Рыбаков послушно завалился на сиденье, негромко, но злобно матерясь. Зоя вжала голову в плечи, прижалась к спинке и, кажется, просто слилась с просторным кожаным креслом. Пожалуй, сзади обнаружить ее присутствие стало совершенно невозможным. Это ее и подвело.
Карелин уже выруливал на проспект, когда Рыбаков вдруг зычно и требовательно скомандовал:
– А ну стоять!
– В чем дело? – повернул голову Сергей.
– Остановись, мудило, – снова приказал пассажир.
Машина встала. Рыбаков шустро открыл свою дверь, вывалился из салона, тут же, с невероятной прытью, распахнул переднюю дверцу и полез в автомобиль.
– Не могу ехать сзади, мутит, – объяснил он, наваливаясь на невидимую Зою.
Женщина вскрикнула, отталкивая пьяную тушу.

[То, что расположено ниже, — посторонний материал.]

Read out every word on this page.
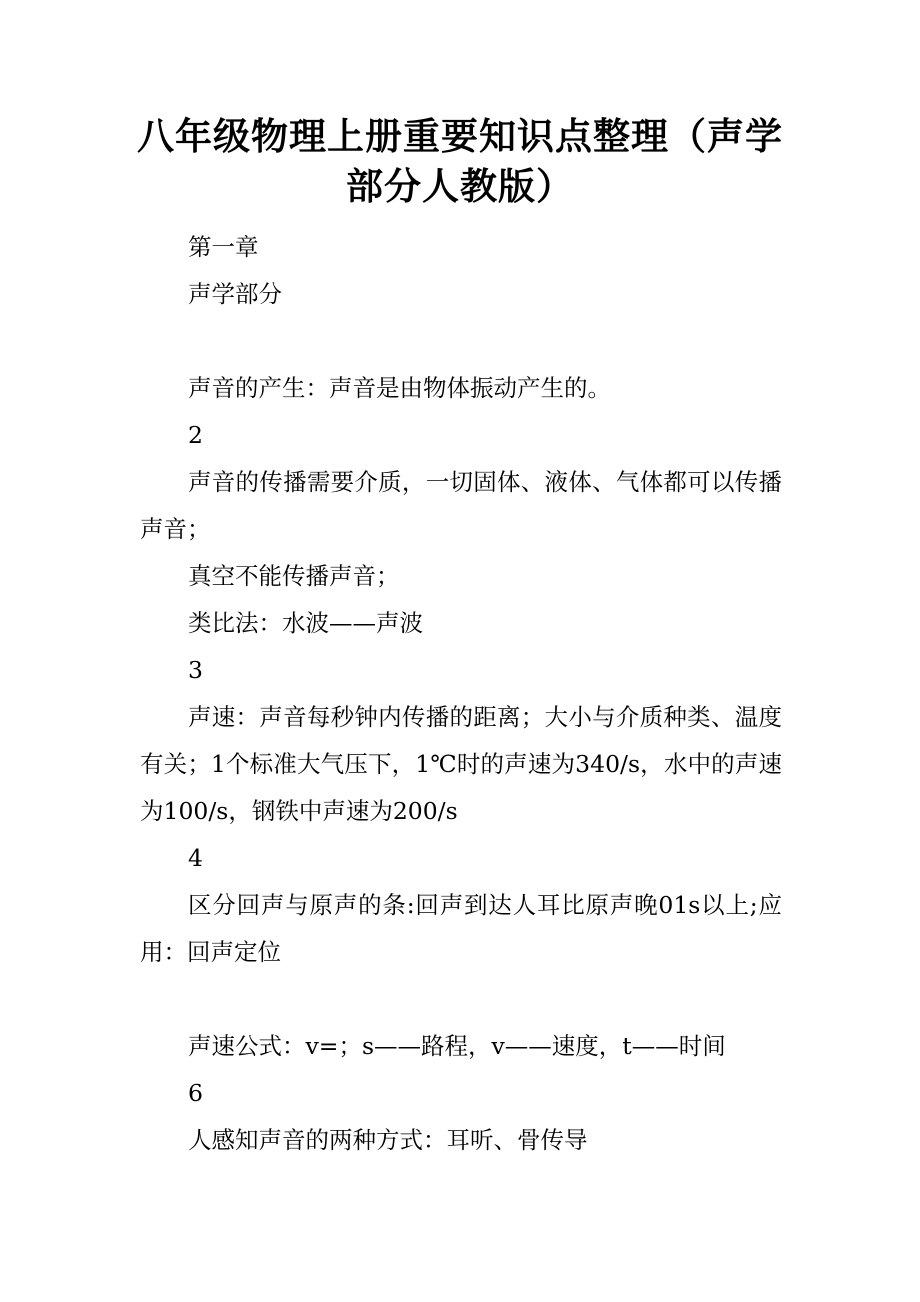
八年级物理上册重要知识点整理（声学部分人教版）

第一章

声学部分

声音的产生：声音是由物体振动产生的。

2

声音的传播需要介质，一切固体、液体、气体都可以传播声音；

真空不能传播声音；

类比法：水波——声波

3

声速：声音每秒钟内传播的距离；大小与介质种类、温度有关；1个标准大气压下，1℃时的声速为340/s，水中的声速为100/s，钢铁中声速为200/s

4

区分回声与原声的条:回声到达人耳比原声晚01s以上;应用：回声定位

声速公式：v=；s——路程，v——速度，t——时间

6

人感知声音的两种方式：耳听、骨传导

Рыбаков качнулся назад, всматриваясь в неожиданную помеху.
– Опа! – провозгласил он вдруг с пьяной радостью. – Кого я вижу! Зоя Романовна! А ты тут откуда? С любовником катаешься? Он у тебя таксером работает? Или тебя клиентам за треху сдает? А может, ты теперь дороже стоишь?
Зоя не просто обмерла – умерла. От стыда, боли, горечи. От унижения и испуга.
Карелин на секунду оторопел, но тут же выскочил из машины, оттянул Рыбакова от Зои за ворот куртки, развернул к себе и сделал только одно короткое точное движение.
Пьяница ровным кулем осел на землю. Зоя вскрикнула. Карелин крякнул, приподнял рыхлое тело, уцепив под живот, и впихнул на прежнее место – заднее сиденье. Вытащил из кармана белоснежный платок, тщательно вытер руки, снова оказался в водительском кресле.
– Молчите! – предупредил попытку Зои объясниться. – Не надо. Потом. Лучше покажите, как быстрей доехать. И за него не бойтесь. Очухается через сорок минут.
Когда машина въехала в знакомый двор, Зоя, показывающая короткую дорогу, испытала странное ощущение. Словно бы именно отсюда уехала она сегодня утром на работу.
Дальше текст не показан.